Carnivore-Diät – Ein gefährlicher Hype?

Wenn es eine Diät gibt, die immer wieder für Aufsehen sorgt, dann ist es wohl eindeutig die Carnivore-Diät. Immerhin lernen wir Tag für Tag, wie schädlich es ist, Fleisch zu konsumieren und dann das: Jetzt nur noch Fleisch. Doch was macht diese Ernährungsform für Einige so interessant? Bleibt dran, es wird blutig.

Wie bereits weiter oben beschrieben, handelt es sich bei der Carnivore-Diät im Grunde nicht um eine Diät, sondern eine Ernährungsform, welche sich hauptsächlich tierischer Produkte und Salze bedient. Bei der Carnivore-Diät gibt es viele verschiedene Vertreter und Meinungen. Einige essen hauptsächlich nur Fleisch, Andere schwören aufs zusätzliche Essen von (rohen) Organen. Bei Einigen sind sogar Eier, Milch, Fisch, Käse und Butter erlaubt. Doch eine Voraussetzung ist bei Allen gleich: Die verwendeten Lebensmittel sollten dabei möglichst nicht aus der Massentierhaltung stammen, also nur Tiere aus Weidehaltung.

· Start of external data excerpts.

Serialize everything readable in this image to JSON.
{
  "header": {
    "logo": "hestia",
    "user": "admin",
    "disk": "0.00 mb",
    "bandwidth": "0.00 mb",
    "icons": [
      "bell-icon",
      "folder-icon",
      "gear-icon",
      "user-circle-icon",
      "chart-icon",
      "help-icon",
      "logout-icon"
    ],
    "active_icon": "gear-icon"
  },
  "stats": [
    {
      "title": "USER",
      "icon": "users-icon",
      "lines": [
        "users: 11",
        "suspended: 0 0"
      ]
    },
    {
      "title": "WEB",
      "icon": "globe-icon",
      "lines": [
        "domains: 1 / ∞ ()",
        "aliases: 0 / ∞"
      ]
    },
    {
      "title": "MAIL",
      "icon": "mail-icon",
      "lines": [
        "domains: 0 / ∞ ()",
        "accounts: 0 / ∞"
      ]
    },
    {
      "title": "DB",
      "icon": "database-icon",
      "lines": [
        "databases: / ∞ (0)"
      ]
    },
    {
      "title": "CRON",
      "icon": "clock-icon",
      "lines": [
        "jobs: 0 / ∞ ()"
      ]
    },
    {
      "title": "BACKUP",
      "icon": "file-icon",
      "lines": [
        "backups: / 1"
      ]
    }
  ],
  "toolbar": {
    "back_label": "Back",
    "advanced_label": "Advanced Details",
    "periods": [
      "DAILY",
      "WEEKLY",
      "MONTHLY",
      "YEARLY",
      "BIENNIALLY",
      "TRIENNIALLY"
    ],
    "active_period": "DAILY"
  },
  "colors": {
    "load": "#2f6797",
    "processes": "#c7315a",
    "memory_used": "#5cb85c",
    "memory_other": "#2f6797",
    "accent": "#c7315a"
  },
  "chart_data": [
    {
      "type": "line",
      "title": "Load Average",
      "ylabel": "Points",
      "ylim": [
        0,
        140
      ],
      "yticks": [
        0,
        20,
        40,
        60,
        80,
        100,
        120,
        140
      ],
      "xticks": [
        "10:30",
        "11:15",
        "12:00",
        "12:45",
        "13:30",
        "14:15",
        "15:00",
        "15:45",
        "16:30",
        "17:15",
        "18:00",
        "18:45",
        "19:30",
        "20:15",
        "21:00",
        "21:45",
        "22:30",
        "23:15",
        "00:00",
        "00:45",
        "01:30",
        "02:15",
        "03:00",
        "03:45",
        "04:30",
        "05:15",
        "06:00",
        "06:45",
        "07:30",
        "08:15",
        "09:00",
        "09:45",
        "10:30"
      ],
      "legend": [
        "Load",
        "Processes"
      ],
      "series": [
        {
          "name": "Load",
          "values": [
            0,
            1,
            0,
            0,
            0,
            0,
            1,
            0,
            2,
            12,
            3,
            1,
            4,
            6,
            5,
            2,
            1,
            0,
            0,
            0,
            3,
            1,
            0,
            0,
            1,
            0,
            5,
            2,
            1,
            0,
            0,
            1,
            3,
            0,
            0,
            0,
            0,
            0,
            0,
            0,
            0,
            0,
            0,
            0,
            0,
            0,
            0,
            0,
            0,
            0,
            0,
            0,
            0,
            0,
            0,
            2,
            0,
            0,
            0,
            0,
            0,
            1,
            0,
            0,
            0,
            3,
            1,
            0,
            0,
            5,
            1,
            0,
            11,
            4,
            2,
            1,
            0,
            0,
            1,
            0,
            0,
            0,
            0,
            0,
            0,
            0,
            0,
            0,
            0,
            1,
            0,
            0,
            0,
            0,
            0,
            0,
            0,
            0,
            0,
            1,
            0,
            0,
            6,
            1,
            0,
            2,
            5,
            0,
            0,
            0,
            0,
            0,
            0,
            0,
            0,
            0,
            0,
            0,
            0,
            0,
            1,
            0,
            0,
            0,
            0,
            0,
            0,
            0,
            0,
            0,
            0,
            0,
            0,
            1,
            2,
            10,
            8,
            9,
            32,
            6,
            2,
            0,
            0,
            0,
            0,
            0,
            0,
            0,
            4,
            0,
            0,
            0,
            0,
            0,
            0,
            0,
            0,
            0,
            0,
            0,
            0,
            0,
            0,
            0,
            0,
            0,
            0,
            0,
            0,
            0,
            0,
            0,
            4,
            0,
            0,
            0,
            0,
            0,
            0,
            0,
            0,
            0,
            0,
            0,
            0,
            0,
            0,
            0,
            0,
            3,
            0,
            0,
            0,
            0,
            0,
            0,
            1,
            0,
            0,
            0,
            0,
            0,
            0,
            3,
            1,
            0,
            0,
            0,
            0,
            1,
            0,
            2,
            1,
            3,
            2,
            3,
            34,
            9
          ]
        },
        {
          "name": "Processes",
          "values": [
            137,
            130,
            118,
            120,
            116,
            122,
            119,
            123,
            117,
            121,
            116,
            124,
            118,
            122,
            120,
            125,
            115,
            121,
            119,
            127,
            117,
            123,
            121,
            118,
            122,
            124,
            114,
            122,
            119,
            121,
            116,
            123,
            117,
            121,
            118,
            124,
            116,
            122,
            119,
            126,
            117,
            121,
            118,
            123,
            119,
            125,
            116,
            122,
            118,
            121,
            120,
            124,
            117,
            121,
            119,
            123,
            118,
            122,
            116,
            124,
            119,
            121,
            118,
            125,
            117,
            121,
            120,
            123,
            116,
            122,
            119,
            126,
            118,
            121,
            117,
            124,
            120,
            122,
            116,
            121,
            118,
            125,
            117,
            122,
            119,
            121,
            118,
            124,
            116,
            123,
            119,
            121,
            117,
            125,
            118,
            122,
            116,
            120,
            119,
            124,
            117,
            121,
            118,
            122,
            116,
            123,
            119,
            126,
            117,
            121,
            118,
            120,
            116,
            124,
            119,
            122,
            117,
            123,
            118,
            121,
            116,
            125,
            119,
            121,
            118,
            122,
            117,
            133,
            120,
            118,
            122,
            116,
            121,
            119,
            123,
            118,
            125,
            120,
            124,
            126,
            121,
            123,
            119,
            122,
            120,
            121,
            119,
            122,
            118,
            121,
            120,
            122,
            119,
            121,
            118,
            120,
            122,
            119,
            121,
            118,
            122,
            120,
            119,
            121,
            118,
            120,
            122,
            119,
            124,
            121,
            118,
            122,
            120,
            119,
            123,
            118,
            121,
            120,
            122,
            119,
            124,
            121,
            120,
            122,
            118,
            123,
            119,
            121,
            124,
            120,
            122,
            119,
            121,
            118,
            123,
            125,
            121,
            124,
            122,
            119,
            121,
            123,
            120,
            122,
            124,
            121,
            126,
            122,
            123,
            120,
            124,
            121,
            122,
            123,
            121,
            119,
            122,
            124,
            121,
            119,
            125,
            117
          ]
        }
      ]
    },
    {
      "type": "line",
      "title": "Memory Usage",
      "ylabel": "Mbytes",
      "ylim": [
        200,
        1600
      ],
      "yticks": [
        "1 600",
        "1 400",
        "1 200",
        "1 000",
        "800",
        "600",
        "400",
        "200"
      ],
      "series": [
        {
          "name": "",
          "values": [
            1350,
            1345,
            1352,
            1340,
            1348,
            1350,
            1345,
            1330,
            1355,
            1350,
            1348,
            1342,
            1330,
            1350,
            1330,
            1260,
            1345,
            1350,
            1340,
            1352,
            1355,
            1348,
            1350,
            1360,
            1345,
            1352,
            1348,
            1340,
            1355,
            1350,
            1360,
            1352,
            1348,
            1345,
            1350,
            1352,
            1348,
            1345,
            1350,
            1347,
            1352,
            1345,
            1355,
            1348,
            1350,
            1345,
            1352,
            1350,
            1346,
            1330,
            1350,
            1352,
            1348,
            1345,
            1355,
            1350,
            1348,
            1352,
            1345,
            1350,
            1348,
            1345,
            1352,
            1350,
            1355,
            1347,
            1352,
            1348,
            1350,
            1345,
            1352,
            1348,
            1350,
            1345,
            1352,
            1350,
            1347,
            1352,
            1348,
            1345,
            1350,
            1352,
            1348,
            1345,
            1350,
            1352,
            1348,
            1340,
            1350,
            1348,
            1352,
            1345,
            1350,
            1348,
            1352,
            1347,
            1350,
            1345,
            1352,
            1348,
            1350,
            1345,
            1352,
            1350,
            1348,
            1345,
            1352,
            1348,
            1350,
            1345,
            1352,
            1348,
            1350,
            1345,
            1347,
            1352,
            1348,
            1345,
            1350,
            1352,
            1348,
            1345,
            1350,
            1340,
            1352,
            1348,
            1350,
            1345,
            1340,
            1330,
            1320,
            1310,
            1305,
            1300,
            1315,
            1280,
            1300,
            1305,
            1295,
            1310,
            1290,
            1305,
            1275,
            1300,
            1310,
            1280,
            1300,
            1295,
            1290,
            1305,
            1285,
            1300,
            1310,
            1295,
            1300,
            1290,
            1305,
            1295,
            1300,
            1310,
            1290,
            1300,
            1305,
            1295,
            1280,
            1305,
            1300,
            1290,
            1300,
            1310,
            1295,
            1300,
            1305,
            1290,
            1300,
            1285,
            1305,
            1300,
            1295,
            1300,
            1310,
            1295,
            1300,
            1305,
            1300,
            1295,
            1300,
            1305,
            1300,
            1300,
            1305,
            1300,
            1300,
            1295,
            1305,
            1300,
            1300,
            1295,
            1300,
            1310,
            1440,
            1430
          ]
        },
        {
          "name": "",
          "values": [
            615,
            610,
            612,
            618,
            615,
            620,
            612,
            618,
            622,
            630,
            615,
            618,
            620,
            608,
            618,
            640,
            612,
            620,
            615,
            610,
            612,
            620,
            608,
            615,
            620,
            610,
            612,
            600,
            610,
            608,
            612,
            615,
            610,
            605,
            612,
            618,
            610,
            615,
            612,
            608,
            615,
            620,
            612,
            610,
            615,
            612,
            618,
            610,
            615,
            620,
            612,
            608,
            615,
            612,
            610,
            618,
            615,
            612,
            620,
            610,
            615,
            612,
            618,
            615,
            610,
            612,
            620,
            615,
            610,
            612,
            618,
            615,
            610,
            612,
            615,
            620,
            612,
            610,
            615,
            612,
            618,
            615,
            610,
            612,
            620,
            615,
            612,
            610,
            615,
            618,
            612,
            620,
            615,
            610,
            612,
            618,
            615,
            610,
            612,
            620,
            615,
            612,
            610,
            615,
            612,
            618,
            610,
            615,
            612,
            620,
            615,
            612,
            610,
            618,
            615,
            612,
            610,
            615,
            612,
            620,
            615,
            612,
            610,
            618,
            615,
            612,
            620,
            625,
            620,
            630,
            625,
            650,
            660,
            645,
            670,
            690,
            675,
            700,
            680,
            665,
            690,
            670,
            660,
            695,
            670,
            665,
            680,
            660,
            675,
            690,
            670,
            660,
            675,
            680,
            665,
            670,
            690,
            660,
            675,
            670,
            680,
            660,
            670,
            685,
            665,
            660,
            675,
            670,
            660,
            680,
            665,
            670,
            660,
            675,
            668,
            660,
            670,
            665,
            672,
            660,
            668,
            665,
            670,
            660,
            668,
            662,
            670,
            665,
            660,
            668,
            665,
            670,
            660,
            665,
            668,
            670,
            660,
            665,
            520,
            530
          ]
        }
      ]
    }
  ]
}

Die von Dr. Paul Saladino empfohlene Variante, welche er in seinem Buch „The Carnivore Code“ vorstellt, nennt sich „Nose to Tail“, bei der möglichst viele verschiedene Teile des Tieres einschließlich der Organe konsumiert werden sollen. Doch ist diese einseitige Ernährung so gesund, wie sie dargestellt wird?

Im Grunde ist die Carnivore-Ernährung mit einer Eliminationsdiät vergleichbar, da eigentlich nur potenzielle Allergene sowie möglicherweise entzündungsfördernde Nahrungsmittel weggelassen werden. Da Pflanzen nicht wie Tiere die Möglichkeit besitzen wegzulaufen, schützen sie sich durch “biochemische Waffen” vor dem Gefressen werden. Sie enthalten verschiedene Antinährstoffe, die als Abwehrmechanismus dienen und den Körper auf unterschiedlichste Art und Weise reizen können. Durch einen kompletten Verzicht dieser Lebensmittel erhält unser Immunsystem eine Art Neustart. Denn etliche pflanzliche Schutzstoffe (Antinährstoffe) wie Lektine, Tannine oder Oxalate triggern das Immunsystem und können sogar zu Autoimmunerkrankungen führen. Bekommen wir aber alle Nährstoffe, die wir benötigen, über das Fleisch?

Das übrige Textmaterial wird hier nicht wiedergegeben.